Notice what is not on the list: embeddings and search. They are cheap enough that optimizing them saves you nothing.
The takeaway for store owners
- A conversation is many model calls, not one — and each call re-sends the whole chat. A handful of short messages can be 20,000+ tokens.
- You pay per token, ~¾ of a word; output costs 3–5× more than input.
- The language model is ~99% of the cost. Embedding search is effectively free; eval is a rounding error.

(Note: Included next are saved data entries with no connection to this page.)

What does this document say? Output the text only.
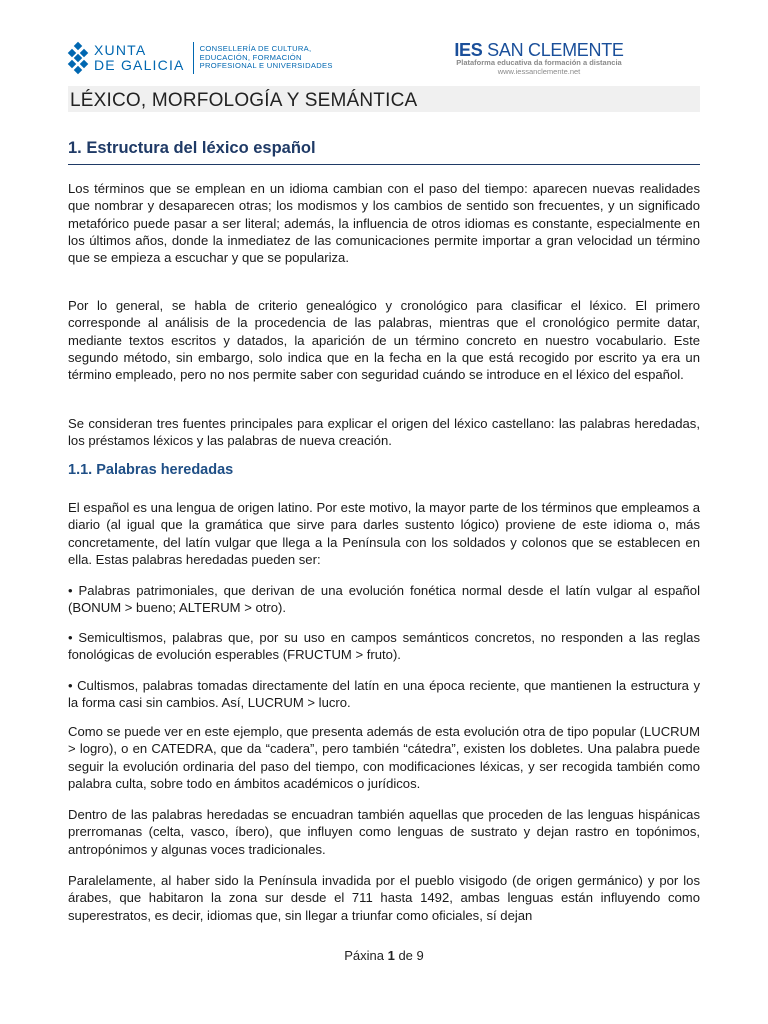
XUNTA
DE GALICIA
CONSELLERÍA DE CULTURA,
EDUCACIÓN, FORMACIÓN
PROFESIONAL E UNIVERSIDADES
IES SAN CLEMENTE
Plataforma educativa da formación a distancia
www.iessanclemente.net
LÉXICO, MORFOLOGÍA Y SEMÁNTICA
1. Estructura del léxico español

Los términos que se emplean en un idioma cambian con el paso del tiempo: aparecen nuevas realidades que nombrar y desaparecen otras; los modismos y los cambios de sentido son frecuentes, y un significado metafórico puede pasar a ser literal; además, la influencia de otros idiomas es constante, especialmente en los últimos años, donde la inmediatez de las comunicaciones permite importar a gran velocidad un término que se empieza a escuchar y que se populariza.

Por lo general, se habla de criterio genealógico y cronológico para clasificar el léxico. El primero corresponde al análisis de la procedencia de las palabras, mientras que el cronológico permite datar, mediante textos escritos y datados, la aparición de un término concreto en nuestro vocabulario. Este segundo método, sin embargo, solo indica que en la fecha en la que está recogido por escrito ya era un término empleado, pero no nos permite saber con seguridad cuándo se introduce en el léxico del español.

Se consideran tres fuentes principales para explicar el origen del léxico castellano: las palabras heredadas, los préstamos léxicos y las palabras de nueva creación.

1.1. Palabras heredadas

El español es una lengua de origen latino. Por este motivo, la mayor parte de los términos que empleamos a diario (al igual que la gramática que sirve para darles sustento lógico) proviene de este idioma o, más concretamente, del latín vulgar que llega a la Península con los soldados y colonos que se establecen en ella. Estas palabras heredadas pueden ser:

• Palabras patrimoniales, que derivan de una evolución fonética normal desde el latín vulgar al español (BONUM > bueno; ALTERUM > otro).

• Semicultismos, palabras que, por su uso en campos semánticos concretos, no responden a las reglas fonológicas de evolución esperables (FRUCTUM > fruto).

• Cultismos, palabras tomadas directamente del latín en una época reciente, que mantienen la estructura y la forma casi sin cambios. Así, LUCRUM > lucro.

Como se puede ver en este ejemplo, que presenta además de esta evolución otra de tipo popular (LUCRUM > logro), o en CATEDRA, que da “cadera”, pero también “cátedra”, existen los dobletes. Una palabra puede seguir la evolución ordinaria del paso del tiempo, con modificaciones léxicas, y ser recogida también como palabra culta, sobre todo en ámbitos académicos o jurídicos.

Dentro de las palabras heredadas se encuadran también aquellas que proceden de las lenguas hispánicas prerromanas (celta, vasco, íbero), que influyen como lenguas de sustrato y dejan rastro en topónimos, antropónimos y algunas voces tradicionales.

Paralelamente, al haber sido la Península invadida por el pueblo visigodo (de origen germánico) y por los árabes, que habitaron la zona sur desde el 711 hasta 1492, ambas lenguas están influyendo como superestratos, es decir, idiomas que, sin llegar a triunfar como oficiales, sí dejan

Páxina 1 de 9
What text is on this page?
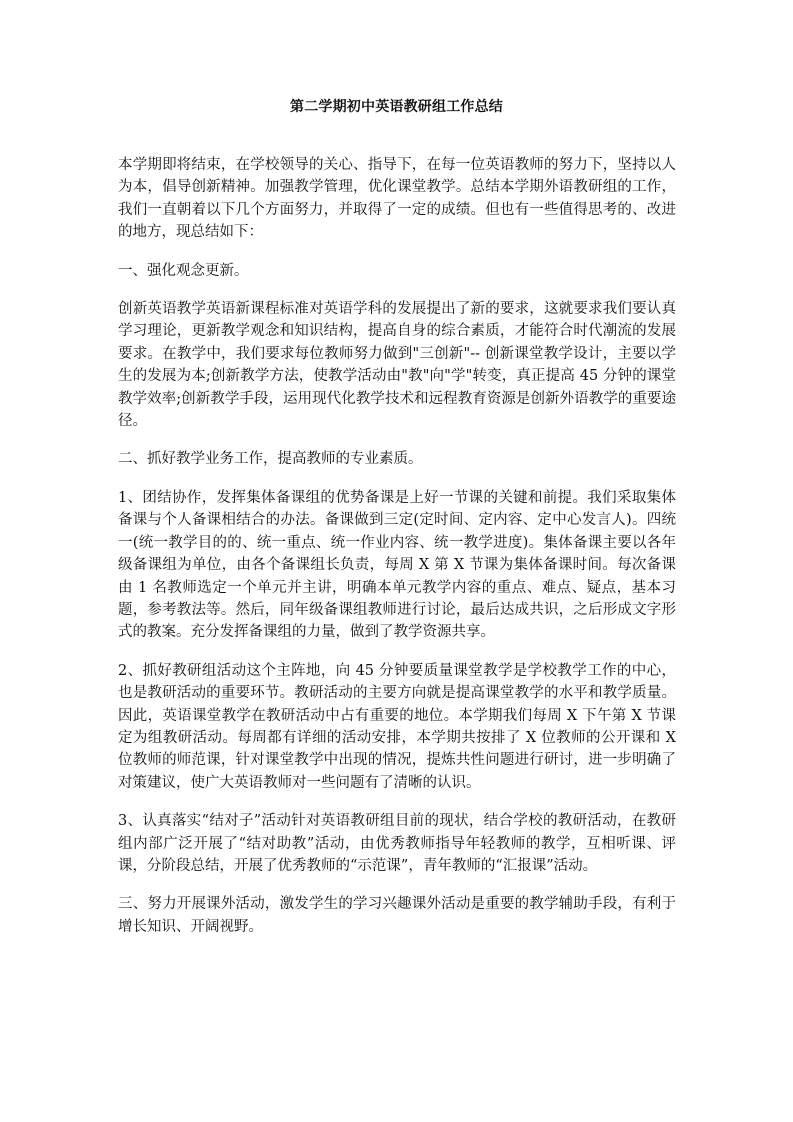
第二学期初中英语教研组工作总结

本学期即将结束，在学校领导的关心、指导下，在每一位英语教师的努力下，坚持以人为本，倡导创新精神。加强教学管理，优化课堂教学。总结本学期外语教研组的工作，我们一直朝着以下几个方面努力，并取得了一定的成绩。但也有一些值得思考的、改进的地方，现总结如下：

一、强化观念更新。

创新英语教学英语新课程标准对英语学科的发展提出了新的要求，这就要求我们要认真学习理论，更新教学观念和知识结构，提高自身的综合素质，才能符合时代潮流的发展要求。在教学中，我们要求每位教师努力做到"三创新"-- 创新课堂教学设计，主要以学生的发展为本;创新教学方法，使教学活动由"教"向"学"转变，真正提高 45 分钟的课堂教学效率;创新教学手段，运用现代化教学技术和远程教育资源是创新外语教学的重要途径。

二、抓好教学业务工作，提高教师的专业素质。

1、团结协作，发挥集体备课组的优势备课是上好一节课的关键和前提。我们采取集体备课与个人备课相结合的办法。备课做到三定(定时间、定内容、定中心发言人)。四统一(统一教学目的的、统一重点、统一作业内容、统一教学进度)。集体备课主要以各年级备课组为单位，由各个备课组长负责，每周 X 第 X 节课为集体备课时间。每次备课由 1 名教师选定一个单元并主讲，明确本单元教学内容的重点、难点、疑点，基本习题，参考教法等。然后，同年级备课组教师进行讨论，最后达成共识，之后形成文字形式的教案。充分发挥备课组的力量，做到了教学资源共享。

2、抓好教研组活动这个主阵地，向 45 分钟要质量课堂教学是学校教学工作的中心，也是教研活动的重要环节。教研活动的主要方向就是提高课堂教学的水平和教学质量。因此，英语课堂教学在教研活动中占有重要的地位。本学期我们每周 X 下午第 X 节课定为组教研活动。每周都有详细的活动安排，本学期共按排了 X 位教师的公开课和 X 位教师的师范课，针对课堂教学中出现的情况，提炼共性问题进行研讨，进一步明确了对策建议，使广大英语教师对一些问题有了清晰的认识。

3、认真落实“结对子”活动针对英语教研组目前的现状，结合学校的教研活动，在教研组内部广泛开展了“结对助教”活动，由优秀教师指导年轻教师的教学，互相听课、评课，分阶段总结，开展了优秀教师的“示范课”，青年教师的“汇报课”活动。

三、努力开展课外活动，激发学生的学习兴趣课外活动是重要的教学辅助手段，有利于增长知识、开阔视野。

- The model tier is a 10× lever — roughly 1¢ vs 12¢ for the identical conversation. It is the number that matters, and it is the one rarely shown to you.
- Before you sign up, ask three questions: Which model answers shoppers? Can it route simple chats to a cheaper model? Do you use prompt caching?
Cheap is not a number. Now you have the number — and the math to check anyone else's.